Whether the locals were fooled—or rather chose to indulge an apparently harmless
feringhee
blessed with useful medical skills—is hard to say. In any case Harlan and his followers reached the city of Peshawar, where he was well treated, before pressing on to Kabul itself, reaching the lair of Dost Mohammed Khan in the spring of 1828.

Harlan was impressed by the city and its master, “a man of slender proportions, tall, and about 37 years of age.” And herein lay the secret of the American’s success: it seems he carried no prejudice, no bigotry and had instead the wisdom of an open mind. He allowed for difference, for points of view that differed from his own. Rather than seeking to judge, to impose his own culture, he absorbed the ways of his hosts. While Britain—and more particularly the British East India Company—sought to control new lands by “making the world England,” Harlan was prepared to be changed by what he experienced.

The time he spent with Dost Mohammed persuaded Harlan that his host was too firmly in place to be routed by any invasion on behalf of Shujah. Abandoning his plans to subvert and overthrow the incumbent in Kabul—having in fact come to admire him—he decided instead to seek his fortune and his empire elsewhere. Dost Mohammed was after all just one ruler among many in the lands beyond Britain’s thrall—and certainly not the most powerful. Ranjit Singh of the Punjab, he had learned, employed a handful of well-paid European mercenaries to lead his forces—and this modern army had made him second only to the mighty British Empire. Ranjit was also a sworn enemy of the King of Kabul and perhaps, reasoned Harlan, his own new-found knowledge about his erstwhile host might endear him to the ruler of the Punjab.

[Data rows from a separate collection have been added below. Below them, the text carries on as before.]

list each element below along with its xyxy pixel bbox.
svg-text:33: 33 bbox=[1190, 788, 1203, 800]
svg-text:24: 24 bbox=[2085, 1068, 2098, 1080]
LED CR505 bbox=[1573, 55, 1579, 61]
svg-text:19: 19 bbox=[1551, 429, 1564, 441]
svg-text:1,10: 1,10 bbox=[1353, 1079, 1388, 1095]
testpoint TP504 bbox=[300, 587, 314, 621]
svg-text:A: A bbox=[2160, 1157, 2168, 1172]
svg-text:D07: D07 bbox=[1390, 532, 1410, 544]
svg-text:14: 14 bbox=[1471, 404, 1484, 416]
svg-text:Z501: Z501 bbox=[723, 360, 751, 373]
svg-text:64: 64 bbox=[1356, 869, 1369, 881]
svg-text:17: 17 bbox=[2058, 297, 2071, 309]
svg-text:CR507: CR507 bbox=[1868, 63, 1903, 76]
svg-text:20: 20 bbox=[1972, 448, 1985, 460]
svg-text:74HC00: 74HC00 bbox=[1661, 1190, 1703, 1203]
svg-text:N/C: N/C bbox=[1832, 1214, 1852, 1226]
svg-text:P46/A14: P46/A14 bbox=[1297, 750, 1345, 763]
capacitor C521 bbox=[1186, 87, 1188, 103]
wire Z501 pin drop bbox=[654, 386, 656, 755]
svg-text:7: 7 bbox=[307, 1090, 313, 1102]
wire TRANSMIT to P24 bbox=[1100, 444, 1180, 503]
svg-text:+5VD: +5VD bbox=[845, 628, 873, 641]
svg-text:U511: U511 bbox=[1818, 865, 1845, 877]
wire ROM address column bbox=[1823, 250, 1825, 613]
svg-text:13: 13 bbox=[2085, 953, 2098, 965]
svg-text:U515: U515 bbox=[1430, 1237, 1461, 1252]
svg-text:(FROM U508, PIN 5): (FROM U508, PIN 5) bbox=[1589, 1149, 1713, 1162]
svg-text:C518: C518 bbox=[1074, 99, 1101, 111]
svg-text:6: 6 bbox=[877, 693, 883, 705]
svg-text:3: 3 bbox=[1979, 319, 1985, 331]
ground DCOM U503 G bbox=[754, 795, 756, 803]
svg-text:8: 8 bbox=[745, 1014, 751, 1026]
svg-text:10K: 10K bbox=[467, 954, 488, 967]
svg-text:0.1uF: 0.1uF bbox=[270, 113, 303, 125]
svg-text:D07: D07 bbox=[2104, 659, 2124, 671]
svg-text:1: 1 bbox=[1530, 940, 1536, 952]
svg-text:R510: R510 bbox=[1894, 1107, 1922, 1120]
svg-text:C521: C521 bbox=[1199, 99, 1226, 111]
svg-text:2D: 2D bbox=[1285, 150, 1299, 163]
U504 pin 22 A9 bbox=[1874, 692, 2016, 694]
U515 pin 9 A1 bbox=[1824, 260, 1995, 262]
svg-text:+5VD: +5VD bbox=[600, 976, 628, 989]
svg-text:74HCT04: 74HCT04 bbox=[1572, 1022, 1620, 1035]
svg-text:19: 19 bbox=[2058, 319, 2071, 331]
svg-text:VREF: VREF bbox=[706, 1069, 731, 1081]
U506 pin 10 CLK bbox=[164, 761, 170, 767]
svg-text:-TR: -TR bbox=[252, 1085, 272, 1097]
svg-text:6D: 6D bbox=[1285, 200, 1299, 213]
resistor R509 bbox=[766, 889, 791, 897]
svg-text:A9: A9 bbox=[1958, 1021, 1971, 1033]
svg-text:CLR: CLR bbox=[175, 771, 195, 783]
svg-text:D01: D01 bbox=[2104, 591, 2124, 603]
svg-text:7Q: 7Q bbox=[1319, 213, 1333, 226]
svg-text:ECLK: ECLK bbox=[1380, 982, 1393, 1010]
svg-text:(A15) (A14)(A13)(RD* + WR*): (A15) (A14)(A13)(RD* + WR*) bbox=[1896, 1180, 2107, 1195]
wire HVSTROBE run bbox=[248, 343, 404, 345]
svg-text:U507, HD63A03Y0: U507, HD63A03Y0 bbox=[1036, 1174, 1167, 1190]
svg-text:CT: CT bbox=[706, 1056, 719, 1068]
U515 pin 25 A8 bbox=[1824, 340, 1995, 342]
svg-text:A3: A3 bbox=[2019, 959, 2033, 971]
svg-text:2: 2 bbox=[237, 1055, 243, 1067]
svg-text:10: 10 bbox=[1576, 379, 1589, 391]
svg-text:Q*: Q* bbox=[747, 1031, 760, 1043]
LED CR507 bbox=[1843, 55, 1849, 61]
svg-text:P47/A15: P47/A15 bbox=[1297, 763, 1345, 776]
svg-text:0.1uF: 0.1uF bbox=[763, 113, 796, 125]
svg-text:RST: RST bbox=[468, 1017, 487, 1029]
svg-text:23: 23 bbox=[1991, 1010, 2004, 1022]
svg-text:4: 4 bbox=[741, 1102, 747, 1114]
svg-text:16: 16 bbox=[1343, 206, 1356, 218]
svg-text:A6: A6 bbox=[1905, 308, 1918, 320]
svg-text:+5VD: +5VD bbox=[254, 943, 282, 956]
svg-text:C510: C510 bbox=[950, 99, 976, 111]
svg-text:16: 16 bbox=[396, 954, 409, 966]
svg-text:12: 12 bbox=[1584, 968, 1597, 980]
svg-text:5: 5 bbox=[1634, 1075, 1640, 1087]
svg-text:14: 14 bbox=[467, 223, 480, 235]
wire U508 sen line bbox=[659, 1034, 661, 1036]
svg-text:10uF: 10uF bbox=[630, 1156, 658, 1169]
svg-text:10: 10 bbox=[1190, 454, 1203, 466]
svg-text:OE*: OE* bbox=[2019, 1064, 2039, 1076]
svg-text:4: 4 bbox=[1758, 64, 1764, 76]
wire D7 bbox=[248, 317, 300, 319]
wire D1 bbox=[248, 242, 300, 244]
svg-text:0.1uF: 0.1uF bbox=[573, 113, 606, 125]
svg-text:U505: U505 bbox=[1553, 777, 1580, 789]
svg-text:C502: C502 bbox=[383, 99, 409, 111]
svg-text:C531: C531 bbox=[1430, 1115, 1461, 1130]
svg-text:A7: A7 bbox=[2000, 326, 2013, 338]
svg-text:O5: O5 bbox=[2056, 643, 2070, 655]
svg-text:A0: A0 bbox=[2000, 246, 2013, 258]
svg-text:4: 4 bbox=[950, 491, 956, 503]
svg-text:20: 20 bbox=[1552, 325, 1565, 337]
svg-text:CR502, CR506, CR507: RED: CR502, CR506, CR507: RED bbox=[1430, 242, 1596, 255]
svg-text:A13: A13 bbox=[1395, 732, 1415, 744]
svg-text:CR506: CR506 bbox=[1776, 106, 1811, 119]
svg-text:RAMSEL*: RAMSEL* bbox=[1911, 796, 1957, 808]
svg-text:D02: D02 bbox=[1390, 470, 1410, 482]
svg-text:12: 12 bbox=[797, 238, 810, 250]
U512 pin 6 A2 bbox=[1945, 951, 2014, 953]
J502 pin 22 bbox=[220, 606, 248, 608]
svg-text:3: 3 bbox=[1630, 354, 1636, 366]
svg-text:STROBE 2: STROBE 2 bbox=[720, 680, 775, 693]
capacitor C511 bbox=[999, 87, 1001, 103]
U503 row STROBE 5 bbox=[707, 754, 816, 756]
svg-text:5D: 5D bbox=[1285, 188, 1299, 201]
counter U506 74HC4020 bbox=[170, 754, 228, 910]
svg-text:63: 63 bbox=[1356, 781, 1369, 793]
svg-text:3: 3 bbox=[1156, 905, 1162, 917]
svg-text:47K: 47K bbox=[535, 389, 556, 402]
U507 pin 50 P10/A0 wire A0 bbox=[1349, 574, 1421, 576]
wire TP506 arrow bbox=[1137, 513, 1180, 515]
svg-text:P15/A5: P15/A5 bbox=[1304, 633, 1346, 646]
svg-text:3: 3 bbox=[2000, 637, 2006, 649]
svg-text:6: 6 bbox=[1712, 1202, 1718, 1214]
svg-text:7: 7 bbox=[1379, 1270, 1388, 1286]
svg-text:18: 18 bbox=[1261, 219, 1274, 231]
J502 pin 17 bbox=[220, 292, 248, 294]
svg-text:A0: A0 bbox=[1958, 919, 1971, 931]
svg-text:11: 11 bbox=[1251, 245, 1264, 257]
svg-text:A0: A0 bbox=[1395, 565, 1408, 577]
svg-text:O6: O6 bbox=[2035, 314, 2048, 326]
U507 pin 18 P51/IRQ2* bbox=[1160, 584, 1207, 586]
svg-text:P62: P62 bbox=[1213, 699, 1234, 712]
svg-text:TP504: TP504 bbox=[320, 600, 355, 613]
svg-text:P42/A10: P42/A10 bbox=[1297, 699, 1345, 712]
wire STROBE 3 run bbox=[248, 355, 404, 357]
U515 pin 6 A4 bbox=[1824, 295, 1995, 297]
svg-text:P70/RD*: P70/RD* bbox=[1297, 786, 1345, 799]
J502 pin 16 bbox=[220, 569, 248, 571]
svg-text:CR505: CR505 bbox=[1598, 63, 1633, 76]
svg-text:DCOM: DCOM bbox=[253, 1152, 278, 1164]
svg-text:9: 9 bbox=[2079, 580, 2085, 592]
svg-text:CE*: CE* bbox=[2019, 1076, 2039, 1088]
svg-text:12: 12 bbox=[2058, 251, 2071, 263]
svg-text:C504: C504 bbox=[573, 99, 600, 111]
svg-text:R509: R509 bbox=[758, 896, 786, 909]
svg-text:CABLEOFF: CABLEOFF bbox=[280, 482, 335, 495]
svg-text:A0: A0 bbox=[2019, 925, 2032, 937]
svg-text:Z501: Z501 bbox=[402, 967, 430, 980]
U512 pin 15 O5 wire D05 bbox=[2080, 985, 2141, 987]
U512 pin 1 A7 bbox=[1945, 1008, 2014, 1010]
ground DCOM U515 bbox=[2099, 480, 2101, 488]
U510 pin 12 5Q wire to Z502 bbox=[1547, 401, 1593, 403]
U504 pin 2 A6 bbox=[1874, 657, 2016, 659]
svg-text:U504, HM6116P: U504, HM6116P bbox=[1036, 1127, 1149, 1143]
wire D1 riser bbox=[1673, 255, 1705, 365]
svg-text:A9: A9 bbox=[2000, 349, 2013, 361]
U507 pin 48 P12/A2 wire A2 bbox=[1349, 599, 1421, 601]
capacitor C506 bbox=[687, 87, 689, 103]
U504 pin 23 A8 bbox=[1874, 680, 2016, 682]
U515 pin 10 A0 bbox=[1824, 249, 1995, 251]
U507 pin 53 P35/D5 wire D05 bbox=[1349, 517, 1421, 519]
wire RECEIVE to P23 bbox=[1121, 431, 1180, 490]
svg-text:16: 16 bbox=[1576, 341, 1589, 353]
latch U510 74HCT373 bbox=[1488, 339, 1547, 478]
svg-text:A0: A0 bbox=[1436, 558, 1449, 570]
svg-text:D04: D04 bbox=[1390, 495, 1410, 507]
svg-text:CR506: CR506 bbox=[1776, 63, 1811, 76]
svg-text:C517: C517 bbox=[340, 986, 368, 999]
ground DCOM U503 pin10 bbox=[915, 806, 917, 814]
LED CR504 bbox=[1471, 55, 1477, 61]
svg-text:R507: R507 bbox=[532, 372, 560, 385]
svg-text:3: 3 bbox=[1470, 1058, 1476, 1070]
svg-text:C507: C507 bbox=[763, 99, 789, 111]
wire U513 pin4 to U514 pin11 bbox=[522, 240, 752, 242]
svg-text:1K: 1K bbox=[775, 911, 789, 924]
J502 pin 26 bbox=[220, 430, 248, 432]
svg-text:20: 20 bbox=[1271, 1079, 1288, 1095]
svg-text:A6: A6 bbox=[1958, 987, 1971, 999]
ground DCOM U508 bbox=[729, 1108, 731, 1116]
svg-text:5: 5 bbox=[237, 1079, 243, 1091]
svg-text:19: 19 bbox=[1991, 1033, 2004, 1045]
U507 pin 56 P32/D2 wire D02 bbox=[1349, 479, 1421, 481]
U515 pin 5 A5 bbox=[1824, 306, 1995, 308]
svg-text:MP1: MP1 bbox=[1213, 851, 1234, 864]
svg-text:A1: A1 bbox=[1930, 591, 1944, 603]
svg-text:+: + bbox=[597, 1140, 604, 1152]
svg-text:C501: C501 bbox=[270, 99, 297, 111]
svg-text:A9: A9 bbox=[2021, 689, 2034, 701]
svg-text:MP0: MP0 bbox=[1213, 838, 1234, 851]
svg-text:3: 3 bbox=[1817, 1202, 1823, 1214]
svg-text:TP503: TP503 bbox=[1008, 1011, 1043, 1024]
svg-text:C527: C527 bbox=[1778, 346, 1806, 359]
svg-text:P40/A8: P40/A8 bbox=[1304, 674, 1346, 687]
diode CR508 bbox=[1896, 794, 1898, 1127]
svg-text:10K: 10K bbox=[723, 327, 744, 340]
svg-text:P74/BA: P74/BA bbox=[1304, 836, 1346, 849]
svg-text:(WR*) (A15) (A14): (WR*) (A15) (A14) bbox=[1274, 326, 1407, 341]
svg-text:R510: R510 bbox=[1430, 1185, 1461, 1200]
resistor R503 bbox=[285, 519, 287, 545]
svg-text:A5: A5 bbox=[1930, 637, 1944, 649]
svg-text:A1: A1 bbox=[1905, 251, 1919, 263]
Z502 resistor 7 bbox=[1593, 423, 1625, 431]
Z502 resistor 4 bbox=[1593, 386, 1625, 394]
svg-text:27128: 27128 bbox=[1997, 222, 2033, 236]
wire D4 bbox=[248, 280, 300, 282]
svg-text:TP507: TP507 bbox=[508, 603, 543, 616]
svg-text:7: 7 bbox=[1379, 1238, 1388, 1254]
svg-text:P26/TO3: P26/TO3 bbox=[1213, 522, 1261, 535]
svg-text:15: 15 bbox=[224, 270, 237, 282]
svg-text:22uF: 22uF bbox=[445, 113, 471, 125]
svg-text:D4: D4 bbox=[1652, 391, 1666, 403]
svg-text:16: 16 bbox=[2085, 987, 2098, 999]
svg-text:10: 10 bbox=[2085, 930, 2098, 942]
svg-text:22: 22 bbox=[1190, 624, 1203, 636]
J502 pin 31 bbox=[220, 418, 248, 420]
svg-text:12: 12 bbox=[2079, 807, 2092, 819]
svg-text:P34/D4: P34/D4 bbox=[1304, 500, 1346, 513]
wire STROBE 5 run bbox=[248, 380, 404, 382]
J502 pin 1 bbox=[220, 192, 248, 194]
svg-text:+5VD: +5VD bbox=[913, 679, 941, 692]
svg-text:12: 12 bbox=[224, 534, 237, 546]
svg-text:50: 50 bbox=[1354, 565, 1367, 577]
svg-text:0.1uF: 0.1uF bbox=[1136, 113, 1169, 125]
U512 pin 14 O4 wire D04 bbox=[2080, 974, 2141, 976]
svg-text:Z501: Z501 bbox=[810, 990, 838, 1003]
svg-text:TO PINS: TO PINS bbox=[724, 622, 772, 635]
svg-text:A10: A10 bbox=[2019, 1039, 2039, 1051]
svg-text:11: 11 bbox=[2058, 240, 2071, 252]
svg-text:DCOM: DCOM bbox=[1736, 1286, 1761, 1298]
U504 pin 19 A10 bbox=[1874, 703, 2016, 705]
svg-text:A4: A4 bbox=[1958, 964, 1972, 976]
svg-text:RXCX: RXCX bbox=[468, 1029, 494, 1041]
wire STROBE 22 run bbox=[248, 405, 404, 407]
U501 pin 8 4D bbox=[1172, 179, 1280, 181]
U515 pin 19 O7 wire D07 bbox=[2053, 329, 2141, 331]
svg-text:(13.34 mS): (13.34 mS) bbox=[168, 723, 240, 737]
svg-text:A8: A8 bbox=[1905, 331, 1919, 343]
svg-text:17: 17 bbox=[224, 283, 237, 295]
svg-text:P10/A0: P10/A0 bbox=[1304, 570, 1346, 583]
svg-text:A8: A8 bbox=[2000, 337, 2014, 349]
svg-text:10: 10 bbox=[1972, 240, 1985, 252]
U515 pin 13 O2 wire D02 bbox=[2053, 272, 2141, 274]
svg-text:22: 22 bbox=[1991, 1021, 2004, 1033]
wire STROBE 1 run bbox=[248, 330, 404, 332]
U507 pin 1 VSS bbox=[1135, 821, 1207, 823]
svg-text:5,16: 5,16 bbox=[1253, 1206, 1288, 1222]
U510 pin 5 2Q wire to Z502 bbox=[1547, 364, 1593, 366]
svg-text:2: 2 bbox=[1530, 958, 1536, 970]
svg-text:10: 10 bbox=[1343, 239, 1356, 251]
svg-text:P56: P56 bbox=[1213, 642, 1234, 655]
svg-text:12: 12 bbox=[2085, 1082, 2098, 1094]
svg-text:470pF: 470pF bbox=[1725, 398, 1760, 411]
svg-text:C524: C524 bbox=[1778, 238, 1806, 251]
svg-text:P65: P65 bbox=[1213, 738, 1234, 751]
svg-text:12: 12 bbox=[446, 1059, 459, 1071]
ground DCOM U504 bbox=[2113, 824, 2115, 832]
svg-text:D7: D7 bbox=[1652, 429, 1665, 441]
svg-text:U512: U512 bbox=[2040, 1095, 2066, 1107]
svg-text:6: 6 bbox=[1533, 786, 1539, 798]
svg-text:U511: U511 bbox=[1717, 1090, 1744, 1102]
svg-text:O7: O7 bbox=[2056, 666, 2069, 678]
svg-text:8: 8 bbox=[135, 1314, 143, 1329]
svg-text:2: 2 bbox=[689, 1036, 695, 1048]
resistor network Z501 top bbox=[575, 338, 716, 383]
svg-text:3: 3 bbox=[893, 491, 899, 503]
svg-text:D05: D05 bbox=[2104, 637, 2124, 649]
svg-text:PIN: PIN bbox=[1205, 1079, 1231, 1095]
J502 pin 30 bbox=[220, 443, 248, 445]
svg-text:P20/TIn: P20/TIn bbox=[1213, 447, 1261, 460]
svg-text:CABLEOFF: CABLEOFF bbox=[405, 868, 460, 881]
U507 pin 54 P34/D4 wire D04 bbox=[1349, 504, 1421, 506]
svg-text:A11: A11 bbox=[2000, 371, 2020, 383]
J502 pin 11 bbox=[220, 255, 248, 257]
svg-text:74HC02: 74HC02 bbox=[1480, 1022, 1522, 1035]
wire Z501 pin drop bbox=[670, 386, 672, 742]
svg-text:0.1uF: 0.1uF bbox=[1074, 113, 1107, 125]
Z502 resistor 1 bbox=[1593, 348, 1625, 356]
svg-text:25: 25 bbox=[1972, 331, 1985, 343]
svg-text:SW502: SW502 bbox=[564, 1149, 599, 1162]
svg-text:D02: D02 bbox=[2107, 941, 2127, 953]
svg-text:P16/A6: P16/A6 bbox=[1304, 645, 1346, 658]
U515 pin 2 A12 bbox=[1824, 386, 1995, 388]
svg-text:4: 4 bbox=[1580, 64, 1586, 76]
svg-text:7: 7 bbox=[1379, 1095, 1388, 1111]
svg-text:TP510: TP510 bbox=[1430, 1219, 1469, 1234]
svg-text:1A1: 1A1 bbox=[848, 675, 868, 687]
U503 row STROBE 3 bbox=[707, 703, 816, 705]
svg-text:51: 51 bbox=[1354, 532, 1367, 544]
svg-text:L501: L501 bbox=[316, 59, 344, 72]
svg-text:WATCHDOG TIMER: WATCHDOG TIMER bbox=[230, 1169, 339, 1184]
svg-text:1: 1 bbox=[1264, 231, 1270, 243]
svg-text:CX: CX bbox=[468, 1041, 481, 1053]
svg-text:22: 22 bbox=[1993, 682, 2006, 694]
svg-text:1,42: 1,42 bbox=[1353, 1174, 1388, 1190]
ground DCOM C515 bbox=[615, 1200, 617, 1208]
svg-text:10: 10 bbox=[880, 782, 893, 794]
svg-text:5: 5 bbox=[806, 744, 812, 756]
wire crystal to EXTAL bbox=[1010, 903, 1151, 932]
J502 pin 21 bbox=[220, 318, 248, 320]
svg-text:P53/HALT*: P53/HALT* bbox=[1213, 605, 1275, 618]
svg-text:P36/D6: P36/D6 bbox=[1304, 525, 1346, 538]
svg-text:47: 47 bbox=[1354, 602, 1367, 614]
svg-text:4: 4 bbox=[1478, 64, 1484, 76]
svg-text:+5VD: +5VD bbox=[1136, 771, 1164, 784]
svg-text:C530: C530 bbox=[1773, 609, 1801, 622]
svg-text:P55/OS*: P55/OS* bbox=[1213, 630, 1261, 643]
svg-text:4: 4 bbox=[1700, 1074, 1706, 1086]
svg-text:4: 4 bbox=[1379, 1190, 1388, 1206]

If it looks to our eyes as though the Quaker from Pennsylvania was engaged in a game, moving from square to square on a great chessboard, then that is entirely fitting. Long before Harlan arrived in India, the British Empire had persuaded itself it had an imperial rival in Central Asia. Tsarist Russia had made her own territorial gains. In 1800, the two empires were separated by around 2,000 miles, most of it unmapped and unknown to outsiders. Steadily though, as the early years of the 19th century began to pass, the Tsar’s forces began to make gains at the expense of a third, ancient
empire in the region—that of Persia. In 1813, the first Russo-Persian War was brought to an end by the Treaty of Gulistan. The Persians were on the back foot, and under the terms of the treaty they accepted that the lands known to us today as Azerbaijan, Daghestan and Georgia belonged now to the Tsar.